Düsseldorf (LGH). 450 Teilnehmer informierten sich bei den insgesamt sieben Veranstaltungen der Technologie-Transfer-Stellen des nordrhein-westfälischen Handwerks anlässlich des 3. Innovationstags Handwerk NRW am 17. April 2013. Unter dem Motto „EnergIennovation“ wurden unterschiedliche Technologien präsentiert, die im Hinblick auf die Energiewende alle ein großes Potential für das Handwerk bieten.

Mit rund 150 Teilnehmern konnte die Vortragsveranstaltung mit Begleitausstellung an der Handwerkskammer Düsseldorf zu dem Thema „OLED/LED“ die Erwartungen weit übertreffen. Auch als sehr erfolgreich erwiesen sich die Veranstaltungen rund um das Thema „Energiewende und das Potential im Bereich Bauhandwerk“ mit zusammen 150 Teilnehmern, die in Dortmund, Münster und Krefeld durchgeführt wurden. „Dezentrale Energieerzeugung“, „Energiespeicher“ und „Alternative Antriebskonzepte“ in Aachen, Arnsberg und Köln rundeten den Veranstaltungsreigen mit ungefähr 140 Teilnehmern ab.

Entsprechend begeistert zeigte sich der Geschäftsführer der Landes-Gewerbeförderungsstelle des nordrhein-westfälischen Handwerks e.V. (LGH), Reiner Nolten: „Der Technologie-Transfer-Ring Handwerk schafft es immer wieder, unsere Handwerksunternehmen für neue Themen zu begeistern. Auch der gestrige Innovationstag zum Thema „EnergIennovation“ war mehr als erfolgreich.“ sagte er mit Blick auf die Teilnehmerzahlen. „Diese Veranstaltung demonstrierte, wie wichtig die Rolle des Handwerks bei der Energiewende ist.“

Die Handwerkskammer zu Köln bot einen Ausblick auf den gegenwärtigen Stand und die Zukunft der weltweiten Mobilität. Prof. Dr. Kai-Uwe Münch von der Fakultät für Fahrzeugsysteme und Produktion an der FH Köln erläuterte in einem interessanten Vortrag, wohin die Reise mit Auto & Co. geht, wo es momentan noch Hemmnisse gibt und auf welche Entwicklungen sich das Handwerk in naher Zukunft einstellen kann. Wie das Handwerk bereits heute von alternativen Antrieben profitieren kann, zeigten die anschließenden Praxisvorträge. Die unterschiedlichen Elektrofahrzeuge „zum Anfassen“ fanden regen Anklang – vom Elektrozweirad über den kleinen Stadtflitzer Renault Twizy bis hin zu großen Transportern.

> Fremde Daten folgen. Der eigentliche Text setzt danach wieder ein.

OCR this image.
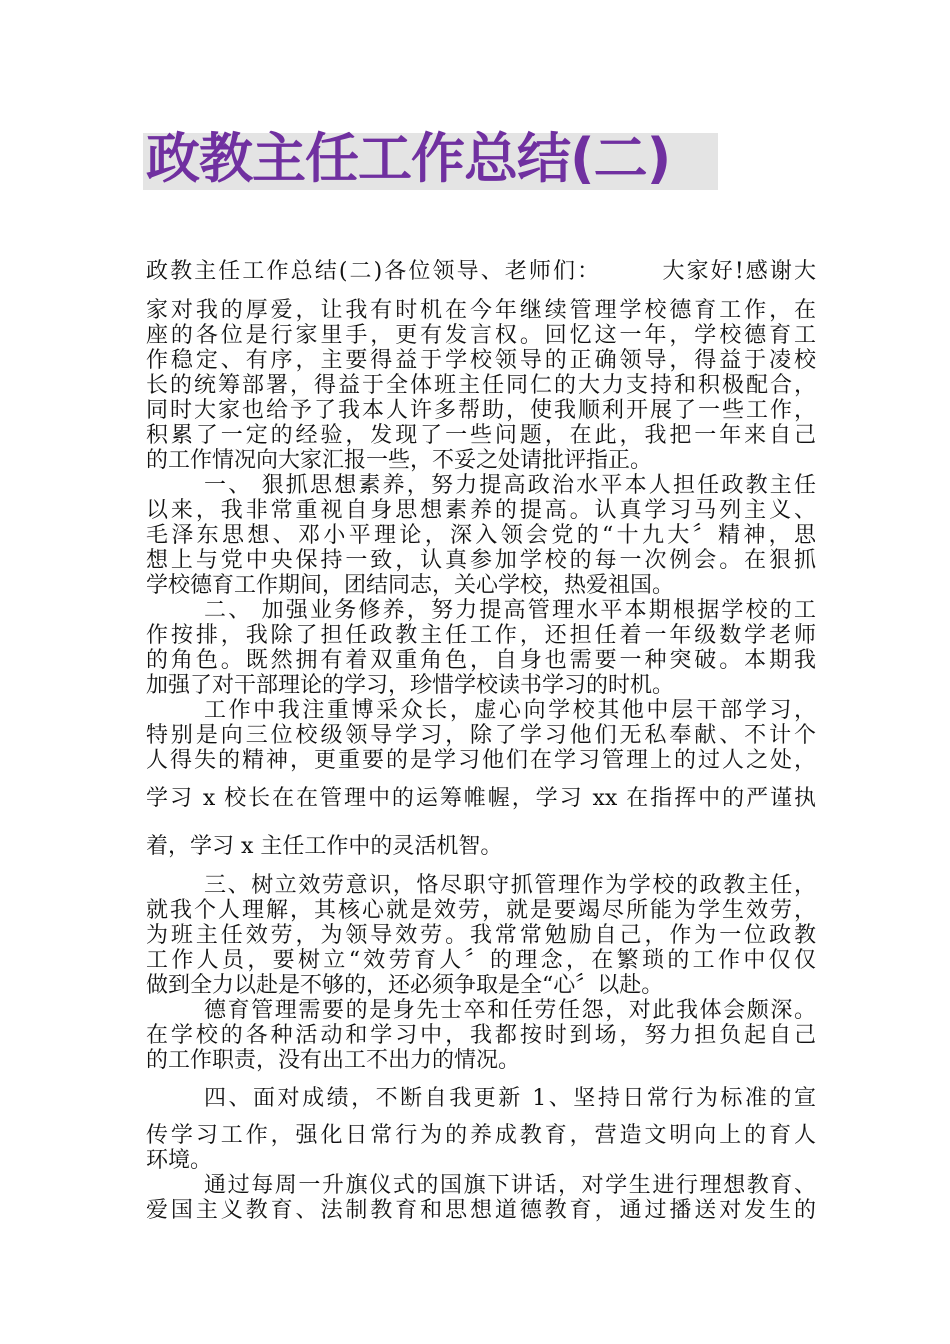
政教主任工作总结(二)
政教主任工作总结(二)各位领导、老师们：　　　大家好!感谢大
家对我的厚爱，让我有时机在今年继续管理学校德育工作，在
座的各位是行家里手，更有发言权。回忆这一年，学校德育工
作稳定、有序，主要得益于学校领导的正确领导，得益于凌校
长的统筹部署，得益于全体班主任同仁的大力支持和积极配合，
同时大家也给予了我本人许多帮助，使我顺利开展了一些工作，
积累了一定的经验，发现了一些问题，在此，我把一年来自己
的工作情况向大家汇报一些，不妥之处请批评指正。
一、 狠抓思想素养，努力提高政治水平本人担任政教主任
以来，我非常重视自身思想素养的提高。认真学习马列主义、
毛泽东思想、邓小平理论，深入领会党的“十九大〞精神，思
想上与党中央保持一致，认真参加学校的每一次例会。在狠抓
学校德育工作期间，团结同志，关心学校，热爱祖国。
二、 加强业务修养，努力提高管理水平本期根据学校的工
作按排，我除了担任政教主任工作，还担任着一年级数学老师
的角色。既然拥有着双重角色，自身也需要一种突破。本期我
加强了对干部理论的学习，珍惜学校读书学习的时机。
工作中我注重博采众长，虚心向学校其他中层干部学习，
特别是向三位校级领导学习，除了学习他们无私奉献、不计个
人得失的精神，更重要的是学习他们在学习管理上的过人之处，
学习 x 校长在在管理中的运筹帷幄，学习 xx 在指挥中的严谨执
着，学习 x 主任工作中的灵活机智。
三、树立效劳意识，恪尽职守抓管理作为学校的政教主任，
就我个人理解，其核心就是效劳，就是要竭尽所能为学生效劳，
为班主任效劳，为领导效劳。我常常勉励自己，作为一位政教
工作人员，要树立“效劳育人〞的理念，在繁琐的工作中仅仅
做到全力以赴是不够的，还必须争取是全“心〞以赴。
德育管理需要的是身先士卒和任劳任怨，对此我体会颇深。
在学校的各种活动和学习中，我都按时到场，努力担负起自己
的工作职责，没有出工不出力的情况。
四、面对成绩，不断自我更新 1、坚持日常行为标准的宣
传学习工作，强化日常行为的养成教育，营造文明向上的育人
环境。
通过每周一升旗仪式的国旗下讲话，对学生进行理想教育、
爱国主义教育、法制教育和思想道德教育，通过播送对发生的
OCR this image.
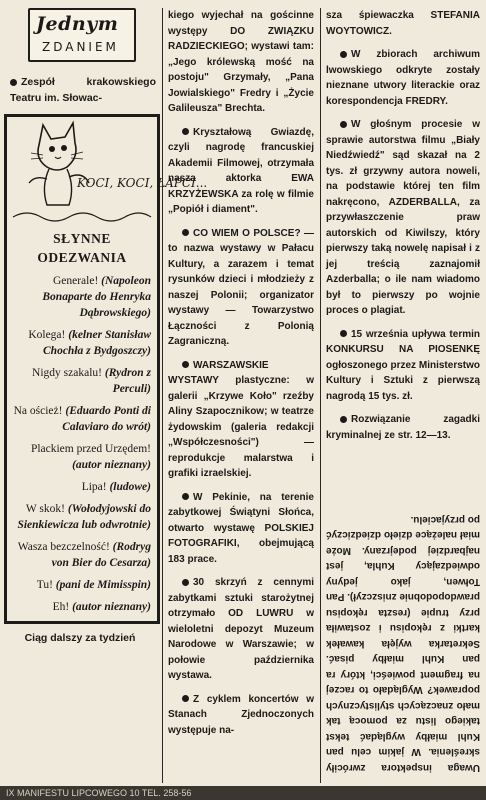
Jednym
ZDANIEM
Zespół krakowskiego Teatru im. Słowac-
KOCI, KOCI, ŁAPCI...
SŁYNNE
ODEZWANIA
Generale! (Napoleon Bonaparte do Henryka Dąbrowskiego)
Kolega! (kelner Stanisław Chochła z Bydgoszczy)
Nigdy szakalu! (Rydron z Perculi)
Na oścież! (Eduardo Ponti di Calaviaro do wrót)
Plackiem przed Urzędem! (autor nieznany)
Lipa! (ludowe)
W skok! (Wołodyjowski do Sienkiewicza lub odwrotnie)
Wasza bezczelność! (Rodryg von Bier do Cesarza)
Tu! (pani de Mimisspin)
Eh! (autor nieznany)
Ciąg dalszy za tydzień

kiego wyjechał na gościnne występy DO ZWIĄZKU RADZIECKIEGO; wystawi tam: „Jego królewską mość na postoju" Grzymały, „Pana Jowialskiego" Fredry i „Życie Galileusza" Brechta.

Kryształową Gwiazdę, czyli nagrodę francuskiej Akademii Filmowej, otrzymała nasza aktorka EWA KRZYŻEWSKA za rolę w filmie „Popiół i diament".

CO WIEM O POLSCE? — to nazwa wystawy w Pałacu Kultury, a zarazem i temat rysunków dzieci i młodzieży z naszej Polonii; organizator wystawy — Towarzystwo Łączności z Polonią Zagraniczną.

WARSZAWSKIE WYSTAWY plastyczne: w galerii „Krzywe Koło" rzeźby Aliny Szapocznikow; w teatrze żydowskim (galeria redakcji „Współczesności") — reprodukcje malarstwa i grafiki izraelskiej.

W Pekinie, na terenie zabytkowej Świątyni Słońca, otwarto wystawę POLSKIEJ FOTOGRAFIKI, obejmującą 183 prace.

30 skrzyń z cennymi zabytkami sztuki starożytnej otrzymało OD LUWRU w wieloletni depozyt Muzeum Narodowe w Warszawie; w połowie października wystawa.

Z cyklem koncertów w Stanach Zjednoczonych występuje na-

sza śpiewaczka STEFANIA WOYTOWICZ.

W zbiorach archiwum lwowskiego odkryte zostały nieznane utwory literackie oraz korespondencja FREDRY.

W głośnym procesie w sprawie autorstwa filmu „Biały Niedźwiedź" sąd skazał na 2 tys. zł grzywny autora noweli, na podstawie której ten film nakręcono, AZDERBALLA, za przywłaszczenie praw autorskich od Kiwilszy, który pierwszy taką nowelę napisał i z jej treścią zaznajomił Azderballa; o ile nam wiadomo był to pierwszy po wojnie proces o plagiat.

15 września upływa termin KONKURSU NA PIOSENKĘ ogłoszonego przez Ministerstwo Kultury i Sztuki z pierwszą nagrodą 15 tys. zł.

Rozwiązanie zagadki kryminalnej ze str. 12—13.

Uwaga inspektora zwróciły skreślenia. W jakim celu pan Kuhl miałby wyglądać tekst takiego listu za pomocą tak mało znaczących stylistycznych poprawek? Wyglądało to raczej na fragment powieści, który ra pan Kuhl miałby pisać. Sekretarka wyjęła kawałek kartki z rękopisu i zostawiła przy trupie (reszta rękopisu prawdopodobnie zniszczył). Pan Tołwen, jako jedyny odwiedzający Kuhla, jest najbardziej podejrzany. Może miał należące dzieło dziedziczyć po przyjacielu.

IX MANIFESTU LIPCOWEGO 10 TEL. 258-56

Um Kosteneinsparungen und Innovationspotential im Baubereich ging es in Dortmund, Krefeld und Münster. Das breite Themenspektrum von der Bewertung traditioneller Bautechniken über intelligente Baustoffe bis hin zu smarten Gebäudetechniken zeigte, welches große Potential für Energieeinsparungen im „Häuslebau“ steckt. Rund 150 interessierte Zuhörer kamen, um sich über die neuesten Entwicklungen beim Bau zu informieren. Die Veranstaltungen in den Handwerkskammern Aachen und Südwestfalen hatten die Energieerzeugung und –speicherung zum Thema. Dabei wurde nicht nur die Speicherung von Strom betrachtet sondern auch die von Wärme und Kälte. Zusätzlich wurden Potentiale, aber auch die Risiken der Stromerzeugung mittels Photovoltaikanlagen beleuchtet.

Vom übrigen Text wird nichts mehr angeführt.